Le tapis bitumeux de l’autoroute m’ennuie. Au bout d’une heure, c’est imparable. La chair est faible. Les fourmis colonisent mon poignet droit. J’ai le fondement tout moite.

Sonne l’heure de la pause mais dilemme. 60 minutes de quatre voies converties en distance donnent à peine 125 km alors que les 12 litres du réservoir permettent de parcourir 190 km. Et pas de pilote automatique. Il faut encore tenir 75 000 mètres, traverser 750 terrains de football, perforer le mur du long.

En équilibre sur les cale-pieds, j’improvise une séance d’étirements pour faire riper la chronologie. Talon, pointe, mouvements de tête, flexion des bras, extension des jambes. Debout face au vent, le filet d’air apaise ma peau tannée. Tout mon être se détend à l’exception du poing droit, fermé pour maintenir la vitesse, fermé pour tenir le cap.

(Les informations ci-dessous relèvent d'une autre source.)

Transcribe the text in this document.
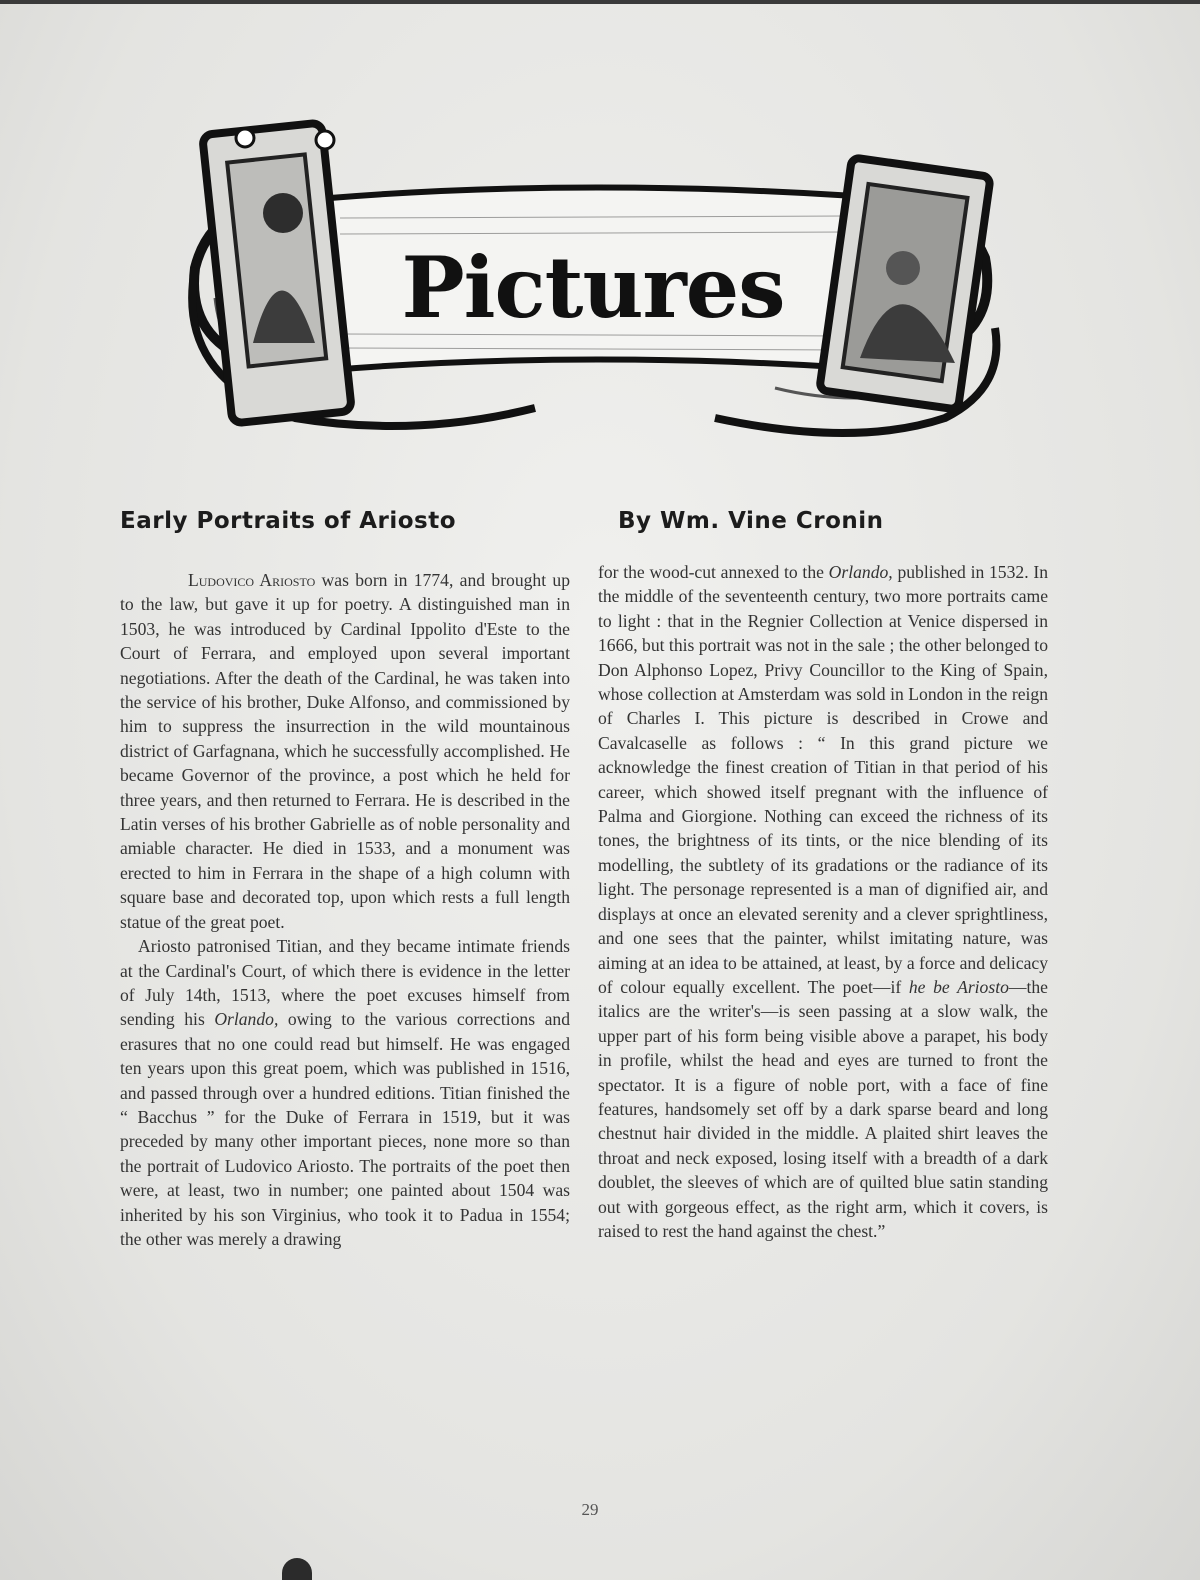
Pictures
Early Portraits of Ariosto	By Wm. Vine Cronin

Ludovico Ariosto was born in 1774, and brought up to the law, but gave it up for poetry. A distinguished man in 1503, he was introduced by Cardinal Ippolito d'Este to the Court of Ferrara, and employed upon several important negotiations. After the death of the Cardinal, he was taken into the service of his brother, Duke Alfonso, and commissioned by him to suppress the insurrection in the wild mountainous district of Garfagnana, which he successfully accomplished. He became Governor of the province, a post which he held for three years, and then returned to Ferrara. He is described in the Latin verses of his brother Gabrielle as of noble personality and amiable character. He died in 1533, and a monument was erected to him in Ferrara in the shape of a high column with square base and decorated top, upon which rests a full length statue of the great poet.

Ariosto patronised Titian, and they became intimate friends at the Cardinal's Court, of which there is evidence in the letter of July 14th, 1513, where the poet excuses himself from sending his Orlando, owing to the various corrections and erasures that no one could read but himself. He was engaged ten years upon this great poem, which was published in 1516, and passed through over a hundred editions. Titian finished the “ Bacchus ” for the Duke of Ferrara in 1519, but it was preceded by many other important pieces, none more so than the portrait of Ludovico Ariosto. The portraits of the poet then were, at least, two in number; one painted about 1504 was inherited by his son Virginius, who took it to Padua in 1554; the other was merely a drawing

for the wood-cut annexed to the Orlando, published in 1532. In the middle of the seventeenth century, two more portraits came to light : that in the Regnier Collection at Venice dispersed in 1666, but this portrait was not in the sale ; the other belonged to Don Alphonso Lopez, Privy Councillor to the King of Spain, whose collection at Amsterdam was sold in London in the reign of Charles I. This picture is described in Crowe and Cavalcaselle as follows : “ In this grand picture we acknowledge the finest creation of Titian in that period of his career, which showed itself pregnant with the influence of Palma and Giorgione. Nothing can exceed the richness of its tones, the brightness of its tints, or the nice blending of its modelling, the subtlety of its gradations or the radiance of its light. The personage represented is a man of dignified air, and displays at once an elevated serenity and a clever sprightliness, and one sees that the painter, whilst imitating nature, was aiming at an idea to be attained, at least, by a force and delicacy of colour equally excellent. The poet—if he be Ariosto—the italics are the writer's—is seen passing at a slow walk, the upper part of his form being visible above a parapet, his body in profile, whilst the head and eyes are turned to front the spectator. It is a figure of noble port, with a face of fine features, handsomely set off by a dark sparse beard and long chestnut hair divided in the middle. A plaited shirt leaves the throat and neck exposed, losing itself with a breadth of a dark doublet, the sleeves of which are of quilted blue satin standing out with gorgeous effect, as the right arm, which it covers, is raised to rest the hand against the chest.”

29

Afin de raccourcir davantage la ligne du temps, j’enroule le câble de l’accélérateur pour un kilomètre lancé. Moteur en pression pour bref répit du poignet. Les panneaux de signalisation invitent à la chasse au record : « Vous êtes à 1500 mètres du méridien de Greenwich », « 1000 mètres », « 500 mètres ». La moto s’arcboute sous l’effort, freinée par les pesantes sacoches. Je coupe les gaz lorsque l’ombre de l’arche glisse sur le réservoir. Encore deux minutes de gagner.

Quand le corps fatigue, l’esprit prend le relai. Quel souvenir conservé de ce périple ? Je dérushe derrière l’écran. Les images défilent. Les virages du col de l’Aubisque, les courbes serrées vers Bragança, les collines de poussière des Bardenas, les colonnes d’eucalyptus dans l’Alentejo, les éclats nocturnes de la fiesta castillane... Voyager au guidon, c’est offrir sa poitrine à une foule de sensations. A moto, le trajet constitue le voyage ; un voyage intérieur sous la cloche du casque.

Coup d’oeil dans le rétroviseur. Ben’ est toujours là, comme immobile au centre du miroir. Nous partageons l’ailleurs pour être ensemble.

Guido du Bourdon nippon.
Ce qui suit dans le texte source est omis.